HR help please. I have an employee who is leaving next week. After looking at the amount of holiday she has taken so far, it works out that she will actually owe the company money. Can this be deducted from her final wages?. TIA

OP’s posts: |
SoniaShoe Mon 19-Feb-18 18:57:49

In theory yes. Does it say anything about deducting unaccrued and taken holiday from final pay in your contracts or policies?

Employmentquestion Mon 19-Feb-18 19:01:53

I'll have to check that tomorrow, I don't know.

OP’s posts: |
insancerre Mon 19-Feb-18 19:53:09

Yes, you can make deductions for holiday taken but not entitled to

Employmentquestion Mon 19-Feb-18 19:54:37

Does the employee have to agree first?

OP’s posts: |
insancerre Mon 19-Feb-18 19:57:46

I think most contracts would have this in so when you sign your contract you are agreeing to it

CotswoldStrife Mon 19-Feb-18 19:59:48

It is probably in the contract and would not require her agreement to a wage deduction, but in the letter confirming her leaving date it would say in there 'you have taken 20 days holiday but only accrued 15 days so the balance of 5 days (£x amount) will be deducted from your final salary payment' or something along those lines. I would certainly let the employee know in advance.

VioletCharlotte Mon 19-Feb-18 20:07:58

When I let my job at Christmas I was 3 days over the entitlement I'd accrued so far that year (holiday is April to March). So they took 3 days off my final salary. I think this is pretty standard and should be outlined in your contract.

topcat2014 Mon 19-Feb-18 20:13:21

It has to be explicitly written in the contract. There is no implied right to make the deduction.

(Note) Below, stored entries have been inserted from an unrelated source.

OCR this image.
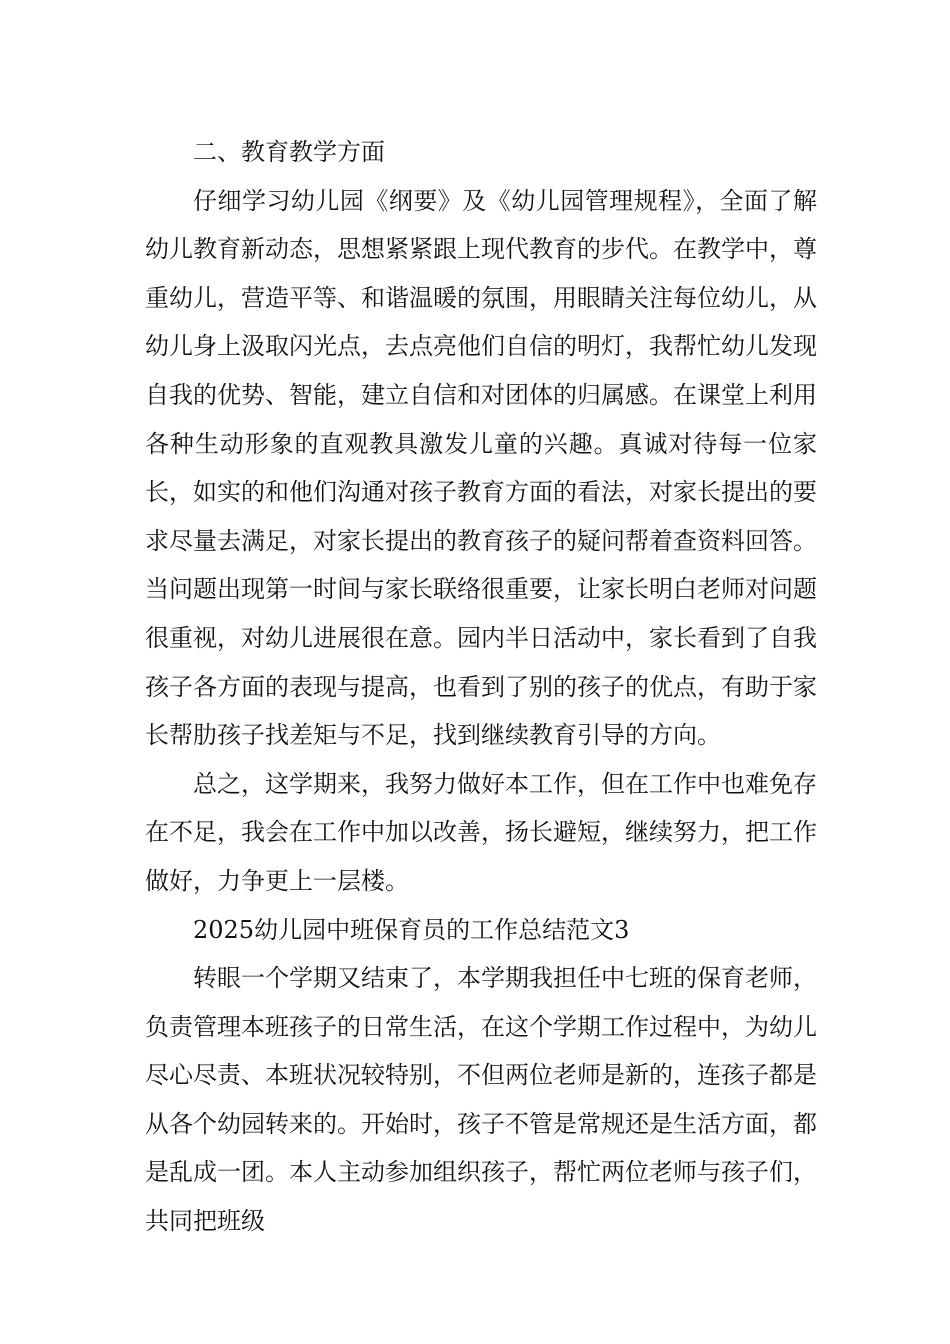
二、教育教学方面

仔细学习幼儿园《纲要》及《幼儿园管理规程》，全面了解幼儿教育新动态，思想紧紧跟上现代教育的步代。在教学中，尊重幼儿，营造平等、和谐温暖的氛围，用眼睛关注每位幼儿，从幼儿身上汲取闪光点，去点亮他们自信的明灯，我帮忙幼儿发现自我的优势、智能，建立自信和对团体的归属感。在课堂上利用各种生动形象的直观教具激发儿童的兴趣。真诚对待每一位家长，如实的和他们沟通对孩子教育方面的看法，对家长提出的要求尽量去满足，对家长提出的教育孩子的疑问帮着查资料回答。当问题出现第一时间与家长联络很重要，让家长明白老师对问题很重视，对幼儿进展很在意。园内半日活动中，家长看到了自我孩子各方面的表现与提高，也看到了别的孩子的优点，有助于家长帮肋孩子找差矩与不足，找到继续教育引导的方向。

总之，这学期来，我努力做好本工作，但在工作中也难免存在不足，我会在工作中加以改善，扬长避短，继续努力，把工作做好，力争更上一层楼。

2025幼儿园中班保育员的工作总结范文3

转眼一个学期又结束了，本学期我担任中七班的保育老师，负责管理本班孩子的日常生活，在这个学期工作过程中，为幼儿尽心尽责、本班状况较特别，不但两位老师是新的，连孩子都是从各个幼园转来的。开始时，孩子不管是常规还是生活方面，都是乱成一团。本人主动参加组织孩子，帮忙两位老师与孩子们，共同把班级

devilinme Thu 22-Feb-18 21:22:15

Take it from final salary. I've just had a nightmare with ex employee who walked having been overpaid by nearly £500 which I overlooked.
She knew when she left she was overpaid and created such a fuss when I wrote to her about it after she had her P45, even accused me of theft of a tax rebate where none had taken place. I started a small claim and she tried to pay me about one third of it back. I got so fed up with the whole thing I cancelled the small claim and told her to keep any overpayment.
Not even a thank you or apology for actually putting in writing that I had stolen money from her!
The only saving grace is that I'm just glad she no longer works for me. She was a real bossy and bullying type yet always upset about something and NEVER WRONG even if presented with the evidence. I knew her husband and he used to joke and call her 'she who must be obeyed'. Fucking nightmare

PersianCatLady Tue 27-Feb-18 13:59:14

Have a look here -

cakey87 Tue 27-Feb-18 20:43:23

Yes but would usually be specifically stated in the employees contract.